For my part, I wished that Jill hadn't been a participant in the ribbing. She was hanging on Andy's arm for most of the evening. As far as I knew, she never actually said anything to Tommy, but she certainly joined in the laughter with Andy and his friends. At one point, I met her in the hallway leading to the boys' and girls' rooms, and asked her if she would please knock it off. She just rolled her eyes at me, as if she couldn't believe what a wuss I'd turned into.
The music was fun; I didn't know anything about disco, and with good reason. But there was some good disco — mostly the Village People — and the other tunes included some great rockers like Springsteen and Bob Seeger.

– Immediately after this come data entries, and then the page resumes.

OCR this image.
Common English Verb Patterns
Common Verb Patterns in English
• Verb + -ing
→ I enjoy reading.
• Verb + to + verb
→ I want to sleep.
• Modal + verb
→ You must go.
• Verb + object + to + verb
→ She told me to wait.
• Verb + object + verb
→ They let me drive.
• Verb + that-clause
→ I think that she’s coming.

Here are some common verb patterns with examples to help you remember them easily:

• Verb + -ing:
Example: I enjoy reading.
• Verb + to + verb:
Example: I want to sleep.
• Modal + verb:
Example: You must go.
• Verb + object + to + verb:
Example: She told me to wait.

Tanya was pretty much my constant dance partner. When she got up to dance with Sammy or Rabbit or Tommy, I just sat at the table and looked around. I wasn't about to dance with my sister, hottie or not, and I wasn't about to ask Cammie. The only other girl I danced with, in fact, was Margie, who came by to thank all of us for dressing up so "festively."
Margie wasn't my only other dance partner, though; it's just that I found hard to think of the third one as a "girl." As the party began nearing its scheduled conclusion, Margie stopped by the table one last time to ask if any of us knew Rachel Carter. We all looked blankly at each other, and then shrugged our shoulders and told her we didn't.
"Wait a minute," Rabbit said as Margie was about to leave to try the next table. "You mean Ms. Carter who works in the office?"
"Yes," Margie said eagerly. She followed Rabbit's gaze to me, where everyone else at the table was now looking, and raised her eyebrows.
"Yeah, um, I do," I said sheepishly. "I know her. I mean, sort of. I'm sorry. I just think of her as Ms. Carter. Why?"
"She's one of the faculty chaperones," Margie said.